The potential for innovation in the bricks-and-mortar world beyond the retail industry has been recognized for years. In 2019, this potential began to become a reality. Clients are starting to embrace technologies such as cloud computing and robotic process automation to vastly improve business processes and efficiency. They are also pursuing digital strategies to leverage data that they had not historically recognized as a valuable asset.

Perhaps spurred by initiatives such as Sidewalk Labs, the transformation of the real estate and infrastructure sectors also appears to have begun. Industries that have not historically focused on technological innovation will face challenges in unlocking the value of data or intellectual property as an asset. Industry players that are successful in making this transformation will, in our view, have a meaningful competitive advantage over those that are not.

The slowing of blockchain and distributed ledger technologies activity

The pace of commercial activity in the blockchain space has decelerated due, in part, to the maturation of the innovation lifecycle and the lack of viable and economical use cases. Continued data privacy and security concerns have also contributed.

Security and privacy concerns remain a common theme in enterprise applications of blockchain and distributed ledger technologies (DLT). For instance, in August, the Privacy Commissioner of Canada released a joint statement with representatives from the global community of data protection and privacy enforcement authorities in five other countries (Albania, Australia, Burkina Faso, the U.K. and the U.S.) in respect of the Libra network (i.e., the permissioned blockchain digital currency proposed by Facebook Inc. that is targeted for launch next year). The statement emphasized the need to incorporate good privacy governance and privacy by design principles, as they are “key enablers for innovation and protecting data.”

To address these concerns, we have seen organizations deploy private blockchains, such as Hyperledger Fabric, within the organization’s secure private network that is not accessible to the public. These private blockchains often enable the organization to set access controls to further mitigate against the risks associated with security and privacy of personal or sensitive data. In cases where public blockchains are used, such as Ethereum, organizations are now increasingly raising concerns about storing private or sensitive information directly on the blockchain. Where the storage of information is required, often a pointer or hash is stored on the blockchain that references data that is stored off the blockchain or DLT. The data is secured by other means and is not publicly accessible.
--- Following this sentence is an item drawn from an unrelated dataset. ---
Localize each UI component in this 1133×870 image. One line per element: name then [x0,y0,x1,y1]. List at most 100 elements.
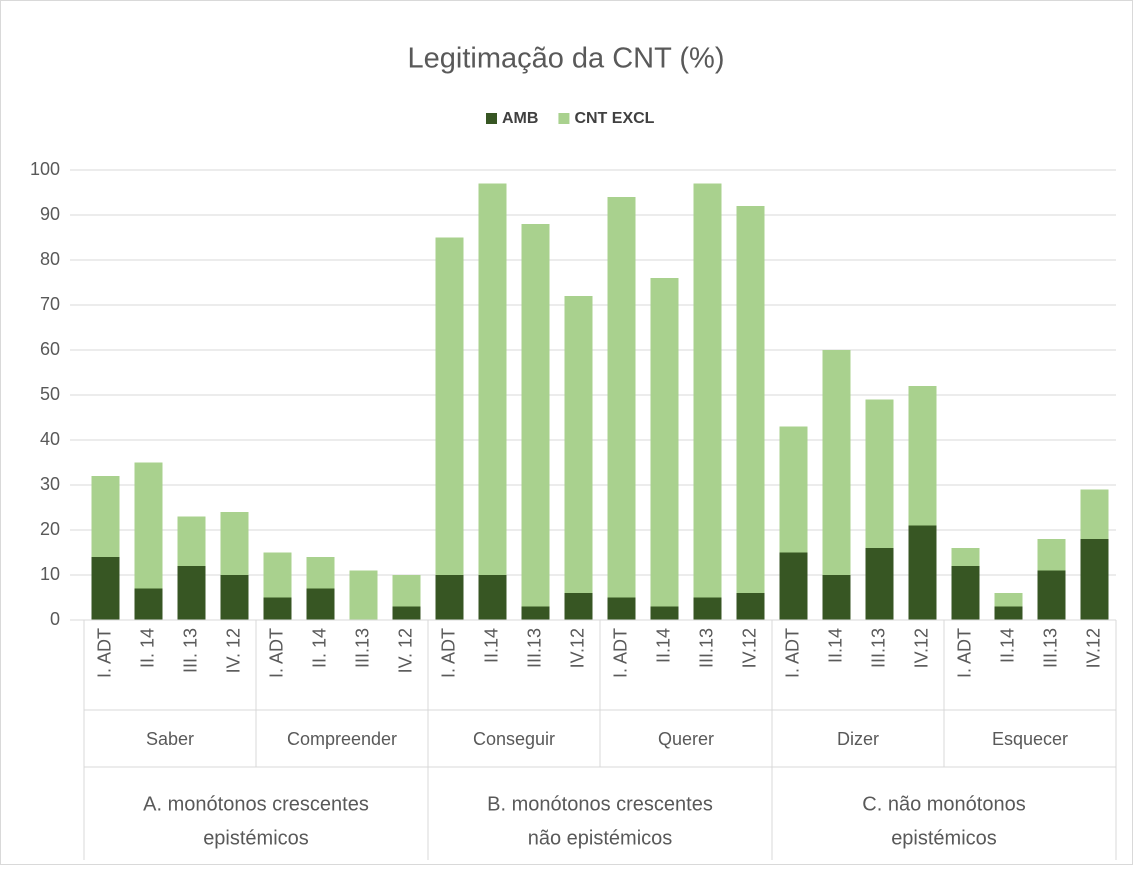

A number of new standards seeking to assist with the proliferation and adoption of blockchain technology were published in 2019. Most notably, in September, the ISO/TC 307 Committee, approved by the International Standards Organization to develop blockchain and DLT-related standards, published the ISO/TR 23455:209 standard. This standard focuses on the technical aspects of smart contracts. It describes what smart contracts are and how they work, including various technical methods of establishing interaction between multiple smart contracts. We find this type of standard to be a helpful framework for engaging in discussions about smart contracts.


Heading into 2020, we do not see the pace of digital innovation, growth in AI or transformation abating. We expect that 2020 will be a year in which the regulatory and technological environments will continue to evolve, accompanied by more transformation and disruption in key industries. For lawyers advising clients in this area, it is an exciting time to innovate and create new market standards to keep pace with clients’ evolving businesses.